Fill 'er up, but with what?

Source:Toronto Star


Picture yourself 20 years from now preparing to buy a new car.

Choosing among the hundreds of possibilities on the market today may be a simple task by comparison.

In 2020, not only will you have to decide what brand, body style, performance level and
feature content you want, you will probably have to make a far more basic choice, such as what form of powerplant the vehicle has - perhaps ranging from today's gasoline nnorm to a pure fuel-cell electric vehicle.

And what fuel you will use - and how you will get it.

In its brief 100 years of its existence, it seems, the auto industry has come full circle. During its early days, there was no consensus on how an automobile should be powered, or what fuel would prove best, or even what its configuration should be.

The same is true today about the auto of the future.

A century ago, electric and steam-powered cars were as common as those with internal
combustion engines. And much of the gasoline back then was closer to kerosene.

Coal gas fuelled many of the earliest engines, and Henry Ford's first Quadricycle putt-putted to life on ethanol (grain alcohol).

Indeed, more than one Model T was said to be running on homebrew.

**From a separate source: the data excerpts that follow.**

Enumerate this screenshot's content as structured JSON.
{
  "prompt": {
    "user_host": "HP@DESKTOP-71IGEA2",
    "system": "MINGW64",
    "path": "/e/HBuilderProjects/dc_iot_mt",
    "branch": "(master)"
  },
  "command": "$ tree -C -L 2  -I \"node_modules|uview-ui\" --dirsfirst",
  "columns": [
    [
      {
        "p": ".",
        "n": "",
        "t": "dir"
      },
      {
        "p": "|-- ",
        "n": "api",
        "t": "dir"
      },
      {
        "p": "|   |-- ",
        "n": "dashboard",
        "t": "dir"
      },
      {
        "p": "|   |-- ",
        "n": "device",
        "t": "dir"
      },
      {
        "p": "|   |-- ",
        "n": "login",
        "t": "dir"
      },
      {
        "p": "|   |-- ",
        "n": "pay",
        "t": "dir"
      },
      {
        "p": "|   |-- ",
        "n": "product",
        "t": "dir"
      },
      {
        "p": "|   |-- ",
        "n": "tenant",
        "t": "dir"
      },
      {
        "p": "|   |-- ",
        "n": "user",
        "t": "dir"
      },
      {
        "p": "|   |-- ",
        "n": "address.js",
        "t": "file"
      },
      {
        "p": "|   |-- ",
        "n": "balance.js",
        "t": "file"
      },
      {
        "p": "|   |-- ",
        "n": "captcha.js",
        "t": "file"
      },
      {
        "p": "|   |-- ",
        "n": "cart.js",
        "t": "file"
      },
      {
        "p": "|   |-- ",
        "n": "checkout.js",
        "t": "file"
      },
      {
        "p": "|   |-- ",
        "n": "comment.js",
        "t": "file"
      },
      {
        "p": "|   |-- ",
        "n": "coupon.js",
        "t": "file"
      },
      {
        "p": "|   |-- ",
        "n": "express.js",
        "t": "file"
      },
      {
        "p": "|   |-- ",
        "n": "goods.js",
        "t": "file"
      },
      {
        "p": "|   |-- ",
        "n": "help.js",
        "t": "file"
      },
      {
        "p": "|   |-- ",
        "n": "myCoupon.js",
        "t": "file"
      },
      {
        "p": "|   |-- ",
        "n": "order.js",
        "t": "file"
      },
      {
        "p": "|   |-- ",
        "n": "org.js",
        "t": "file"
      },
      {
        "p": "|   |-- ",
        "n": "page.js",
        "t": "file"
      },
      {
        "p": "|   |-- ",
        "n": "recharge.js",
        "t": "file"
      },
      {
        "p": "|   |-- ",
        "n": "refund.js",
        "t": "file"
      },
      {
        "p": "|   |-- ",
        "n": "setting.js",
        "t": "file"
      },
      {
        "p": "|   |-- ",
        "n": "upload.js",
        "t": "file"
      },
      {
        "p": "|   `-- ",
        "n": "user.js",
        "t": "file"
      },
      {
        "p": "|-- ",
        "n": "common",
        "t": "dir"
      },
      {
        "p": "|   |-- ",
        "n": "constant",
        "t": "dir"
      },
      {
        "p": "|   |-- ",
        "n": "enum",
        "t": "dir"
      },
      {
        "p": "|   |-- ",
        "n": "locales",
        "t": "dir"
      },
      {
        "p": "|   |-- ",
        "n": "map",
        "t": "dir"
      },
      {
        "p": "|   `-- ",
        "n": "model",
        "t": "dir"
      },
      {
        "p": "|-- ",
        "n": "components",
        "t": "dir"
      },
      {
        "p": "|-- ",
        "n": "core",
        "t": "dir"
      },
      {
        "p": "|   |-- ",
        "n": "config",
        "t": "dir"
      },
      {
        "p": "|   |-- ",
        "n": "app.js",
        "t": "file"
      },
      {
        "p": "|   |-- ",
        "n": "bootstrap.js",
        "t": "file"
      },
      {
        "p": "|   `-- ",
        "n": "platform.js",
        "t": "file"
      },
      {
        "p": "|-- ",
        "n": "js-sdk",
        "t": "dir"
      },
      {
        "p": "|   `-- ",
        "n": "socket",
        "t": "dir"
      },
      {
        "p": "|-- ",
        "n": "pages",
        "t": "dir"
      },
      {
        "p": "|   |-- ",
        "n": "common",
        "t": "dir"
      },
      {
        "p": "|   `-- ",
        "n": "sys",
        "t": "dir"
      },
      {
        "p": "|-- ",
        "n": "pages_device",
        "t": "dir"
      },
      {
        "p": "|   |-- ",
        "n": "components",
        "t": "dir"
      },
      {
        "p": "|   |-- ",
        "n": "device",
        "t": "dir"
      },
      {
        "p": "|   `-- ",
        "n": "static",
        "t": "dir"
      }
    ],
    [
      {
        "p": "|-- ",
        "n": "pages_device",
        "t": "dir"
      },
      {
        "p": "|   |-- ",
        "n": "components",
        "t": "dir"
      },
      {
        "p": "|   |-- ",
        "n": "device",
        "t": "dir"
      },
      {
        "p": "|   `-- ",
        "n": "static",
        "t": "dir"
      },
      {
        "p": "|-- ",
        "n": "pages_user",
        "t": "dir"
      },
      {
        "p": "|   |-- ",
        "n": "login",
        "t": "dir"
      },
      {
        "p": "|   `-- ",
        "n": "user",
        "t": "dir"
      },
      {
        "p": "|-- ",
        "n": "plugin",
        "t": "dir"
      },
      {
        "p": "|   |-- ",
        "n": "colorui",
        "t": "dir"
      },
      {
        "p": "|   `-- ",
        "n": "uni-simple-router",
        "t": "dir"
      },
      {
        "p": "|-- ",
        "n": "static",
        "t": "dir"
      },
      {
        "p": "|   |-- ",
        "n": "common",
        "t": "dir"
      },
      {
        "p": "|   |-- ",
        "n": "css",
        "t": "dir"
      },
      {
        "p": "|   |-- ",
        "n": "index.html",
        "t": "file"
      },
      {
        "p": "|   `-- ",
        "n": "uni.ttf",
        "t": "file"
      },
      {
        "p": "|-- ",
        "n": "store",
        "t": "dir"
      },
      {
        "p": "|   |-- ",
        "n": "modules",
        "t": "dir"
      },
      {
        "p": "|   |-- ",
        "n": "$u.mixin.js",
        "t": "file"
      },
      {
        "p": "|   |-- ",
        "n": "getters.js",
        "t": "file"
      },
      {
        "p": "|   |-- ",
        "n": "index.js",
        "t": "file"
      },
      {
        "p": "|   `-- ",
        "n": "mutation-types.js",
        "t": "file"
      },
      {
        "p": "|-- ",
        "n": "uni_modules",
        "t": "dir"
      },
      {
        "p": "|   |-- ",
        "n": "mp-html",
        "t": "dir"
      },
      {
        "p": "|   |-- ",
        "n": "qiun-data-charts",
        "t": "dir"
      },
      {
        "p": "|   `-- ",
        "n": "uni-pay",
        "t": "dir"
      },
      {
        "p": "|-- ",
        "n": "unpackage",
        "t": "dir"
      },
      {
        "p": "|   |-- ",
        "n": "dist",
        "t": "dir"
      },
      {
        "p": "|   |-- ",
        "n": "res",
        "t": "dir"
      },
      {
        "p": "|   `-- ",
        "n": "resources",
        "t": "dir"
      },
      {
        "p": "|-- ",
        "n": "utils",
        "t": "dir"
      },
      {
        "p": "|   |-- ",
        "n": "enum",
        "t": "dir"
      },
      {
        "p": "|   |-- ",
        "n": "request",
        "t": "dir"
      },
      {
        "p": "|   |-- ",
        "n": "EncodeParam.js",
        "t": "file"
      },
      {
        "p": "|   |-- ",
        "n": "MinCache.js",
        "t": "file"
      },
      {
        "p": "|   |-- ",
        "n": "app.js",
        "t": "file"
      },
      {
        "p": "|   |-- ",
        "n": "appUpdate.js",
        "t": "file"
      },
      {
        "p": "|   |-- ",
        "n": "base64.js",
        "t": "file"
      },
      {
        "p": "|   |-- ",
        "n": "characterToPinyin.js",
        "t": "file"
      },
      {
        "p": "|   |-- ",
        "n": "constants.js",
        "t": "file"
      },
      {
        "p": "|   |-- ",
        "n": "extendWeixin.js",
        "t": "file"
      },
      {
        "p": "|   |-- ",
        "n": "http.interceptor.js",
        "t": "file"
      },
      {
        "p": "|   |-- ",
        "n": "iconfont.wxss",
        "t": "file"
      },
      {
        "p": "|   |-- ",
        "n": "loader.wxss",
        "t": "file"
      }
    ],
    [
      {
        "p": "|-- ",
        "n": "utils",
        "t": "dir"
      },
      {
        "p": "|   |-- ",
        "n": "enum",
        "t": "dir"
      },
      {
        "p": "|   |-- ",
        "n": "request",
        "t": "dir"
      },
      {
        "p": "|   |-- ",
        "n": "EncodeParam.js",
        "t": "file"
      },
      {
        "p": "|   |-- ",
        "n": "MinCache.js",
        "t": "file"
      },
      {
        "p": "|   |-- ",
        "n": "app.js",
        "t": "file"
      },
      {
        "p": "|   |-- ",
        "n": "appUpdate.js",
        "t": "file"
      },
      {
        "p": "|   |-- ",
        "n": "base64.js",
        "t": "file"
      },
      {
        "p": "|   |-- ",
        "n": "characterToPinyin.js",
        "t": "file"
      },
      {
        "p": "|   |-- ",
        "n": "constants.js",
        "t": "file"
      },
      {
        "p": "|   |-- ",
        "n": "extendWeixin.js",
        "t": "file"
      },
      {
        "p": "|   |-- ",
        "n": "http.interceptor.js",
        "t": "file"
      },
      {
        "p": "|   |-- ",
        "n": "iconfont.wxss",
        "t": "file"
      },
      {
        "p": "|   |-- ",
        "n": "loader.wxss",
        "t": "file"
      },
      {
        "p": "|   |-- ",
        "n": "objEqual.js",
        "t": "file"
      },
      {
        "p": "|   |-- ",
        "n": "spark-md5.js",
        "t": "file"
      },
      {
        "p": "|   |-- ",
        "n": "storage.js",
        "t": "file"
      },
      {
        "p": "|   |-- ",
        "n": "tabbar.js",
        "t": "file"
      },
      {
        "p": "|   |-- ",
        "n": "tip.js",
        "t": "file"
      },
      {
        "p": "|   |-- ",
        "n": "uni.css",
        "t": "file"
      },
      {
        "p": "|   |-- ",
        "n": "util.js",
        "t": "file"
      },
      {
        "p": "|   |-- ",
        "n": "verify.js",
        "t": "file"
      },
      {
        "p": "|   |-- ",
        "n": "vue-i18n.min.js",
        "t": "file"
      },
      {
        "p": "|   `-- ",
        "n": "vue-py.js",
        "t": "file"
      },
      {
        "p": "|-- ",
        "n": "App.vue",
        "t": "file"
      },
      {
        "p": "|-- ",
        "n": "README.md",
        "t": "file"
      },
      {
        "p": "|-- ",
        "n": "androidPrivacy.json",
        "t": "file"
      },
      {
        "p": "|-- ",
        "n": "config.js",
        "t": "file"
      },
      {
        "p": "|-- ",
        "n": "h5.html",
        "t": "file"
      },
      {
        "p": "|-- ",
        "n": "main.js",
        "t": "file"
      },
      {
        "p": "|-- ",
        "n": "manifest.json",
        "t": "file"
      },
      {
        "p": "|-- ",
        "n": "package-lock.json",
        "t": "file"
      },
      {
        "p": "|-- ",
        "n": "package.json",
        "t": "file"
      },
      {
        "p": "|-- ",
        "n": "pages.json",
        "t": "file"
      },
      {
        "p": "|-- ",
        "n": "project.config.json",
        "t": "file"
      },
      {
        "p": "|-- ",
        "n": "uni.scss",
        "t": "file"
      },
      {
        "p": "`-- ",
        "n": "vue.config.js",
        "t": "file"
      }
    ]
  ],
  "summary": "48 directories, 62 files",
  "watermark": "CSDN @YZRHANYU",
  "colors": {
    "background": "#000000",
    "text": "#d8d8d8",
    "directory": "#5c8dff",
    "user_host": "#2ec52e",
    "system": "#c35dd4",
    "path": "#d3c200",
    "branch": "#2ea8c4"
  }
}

Within 20 years, however, the basic powertrain became all but standardized: a gasoline-fuelled, internal-combustion engine mounted up front, driving the rear wheels.

There were variations - a few rear-engined cars, and some with diesel engines - but the only significant change in layout since then was a late-century shift from rear- to front-wheel drive for most autos.

Now, driven by energy and environmental concerns, as well as market pressures, that
comfortable conformity is being challenged on every front. Almost everything about the car as we know it is a candidate for change.

As a result, the next 20 years could see a complete reversal of what happened 100 years
ago - a divergence of the automobile from a near-standard form into a whole array of
alternatives, in terms of powerplant, fuel, and even basic configuration.

Your choice of fuel is likely to be a major part of your buying decision. Beyond just regular, mid-grade, or premium, your choices may be as diverse as solid-fuel cartridges and super-cooled liquid hydrogen.

That is why General Motors and most of the world's automakers are pursuing multiple parallel paths.

There are probably many suitable solutions to satisfy society's complex needs - but there may be just one that dominates all the others.

No automaker or fuel supplier, however, can afford to focus on a single alternative, in case ithappens to be the wrong one.

Five researchers at Massachusetts Institute of Technology described the complexity of
choices in a technical report called On The Road In 2020 - a life-cycle analysis of new
automobile technologies.

As an example of the wide range of alternatives available, the researchers identified and
studied seven high-potential energy-sources: gasoline and diesel fuel from petroleum stocks; compressed natural gas (CNG); synthetic diesel fuel, methanol, and hydrogen from natural gas; and electricity from the power grid.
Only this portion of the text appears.